Identification of a SCN5A founder mutation causing sudden death, Brugada syndrome, and conduction blocks in Southern Italy

Background: The genetic architecture of Brugada syndrome (BrS) is emerging as an increasingly complex area of investigation. The identification of genetically homogeneous populations can provide mechanistic insights and improve genotype-phenotype correlation. Objective: To characterize and define the clinical implications of a novel BrS founder mutation. Using a haplotype-based approach we investigated whether 2 SCN5A genetic variants could derive from founder events. Methods: Single nucleotide polymorphisms were genotyped in 201 subjects, haplotypes reconstructed, and mutational age estimated. Clinical phenotypes and historical records were collected. Results: A SCN5A variant (c.3352C>T; p.Gln1118Ter) was identified in 3 probands with BrS originating from south Italy.

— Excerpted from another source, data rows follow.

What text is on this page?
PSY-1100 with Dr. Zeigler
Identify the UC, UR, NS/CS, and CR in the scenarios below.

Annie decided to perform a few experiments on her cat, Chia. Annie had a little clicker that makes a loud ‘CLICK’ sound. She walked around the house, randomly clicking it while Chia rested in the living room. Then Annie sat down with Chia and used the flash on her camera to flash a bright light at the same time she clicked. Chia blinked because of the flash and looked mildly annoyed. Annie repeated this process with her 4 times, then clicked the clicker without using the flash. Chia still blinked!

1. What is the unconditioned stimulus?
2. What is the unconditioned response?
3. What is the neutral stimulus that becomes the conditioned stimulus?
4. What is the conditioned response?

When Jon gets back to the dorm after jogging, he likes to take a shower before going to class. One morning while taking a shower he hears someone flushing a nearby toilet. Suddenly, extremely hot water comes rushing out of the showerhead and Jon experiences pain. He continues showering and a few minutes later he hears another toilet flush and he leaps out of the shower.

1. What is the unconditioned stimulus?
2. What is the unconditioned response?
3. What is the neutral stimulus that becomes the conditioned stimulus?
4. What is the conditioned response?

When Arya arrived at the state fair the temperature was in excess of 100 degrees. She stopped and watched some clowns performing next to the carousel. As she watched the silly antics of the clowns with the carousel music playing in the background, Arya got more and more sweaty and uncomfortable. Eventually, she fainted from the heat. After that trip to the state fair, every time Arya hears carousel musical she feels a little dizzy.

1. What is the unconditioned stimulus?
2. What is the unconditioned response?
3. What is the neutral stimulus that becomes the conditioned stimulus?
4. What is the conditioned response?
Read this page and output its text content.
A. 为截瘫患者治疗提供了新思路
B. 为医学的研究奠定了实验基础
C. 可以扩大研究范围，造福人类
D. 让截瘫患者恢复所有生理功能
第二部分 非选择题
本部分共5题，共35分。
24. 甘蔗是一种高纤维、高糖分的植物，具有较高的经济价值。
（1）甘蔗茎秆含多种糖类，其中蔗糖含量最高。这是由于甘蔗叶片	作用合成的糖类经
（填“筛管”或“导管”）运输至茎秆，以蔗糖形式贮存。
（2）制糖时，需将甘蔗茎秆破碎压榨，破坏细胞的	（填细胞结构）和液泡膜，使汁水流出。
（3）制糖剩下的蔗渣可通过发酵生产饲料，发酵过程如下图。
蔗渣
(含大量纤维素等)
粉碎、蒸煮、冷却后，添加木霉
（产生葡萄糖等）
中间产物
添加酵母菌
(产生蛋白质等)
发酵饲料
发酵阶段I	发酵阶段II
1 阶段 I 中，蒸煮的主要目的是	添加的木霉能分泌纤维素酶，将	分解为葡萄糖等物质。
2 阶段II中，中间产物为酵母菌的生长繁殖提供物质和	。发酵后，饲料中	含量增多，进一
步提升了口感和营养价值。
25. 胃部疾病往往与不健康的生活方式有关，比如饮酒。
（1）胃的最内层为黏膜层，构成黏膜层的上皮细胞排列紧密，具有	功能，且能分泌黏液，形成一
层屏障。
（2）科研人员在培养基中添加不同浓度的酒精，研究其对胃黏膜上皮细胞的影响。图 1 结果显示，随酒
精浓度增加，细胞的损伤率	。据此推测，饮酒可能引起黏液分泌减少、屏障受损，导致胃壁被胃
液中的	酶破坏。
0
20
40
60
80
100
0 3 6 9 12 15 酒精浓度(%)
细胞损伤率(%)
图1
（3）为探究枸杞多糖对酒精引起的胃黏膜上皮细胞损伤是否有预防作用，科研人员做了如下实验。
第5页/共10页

The same mutation was identified in a proband from central Italy and in 1 U.S. resident subject with Italian ancestry. The 5 individuals carried a common core haplotype, whose frequency was extremely low in local noncarrier probands and in population controls (0%–6.06%). The clinical presentation included multigenerational dominant transmission of Brugada electrocardiographic pattern, high incidence of sudden cardiac death (SCD), and cardiac conduction defects (CCD). We reconstructed 7-generation pedigrees with common geographic origin. Variant's age estimates suggested that origin of the p.Gln1118Ter dates back 76 generations (95% confidence interval: 28–200). A second SCN5A variant (c.5350G>A; p.Glu1784Lys) identified in the region did not show similar founder signal. Conclusion: p.Gln1118Ter is a novel BrS/CCD/SCD founder mutation. We illustrate how these findings provide insights on the inheritance patterns and phenotypes associated with SCN5A mutation.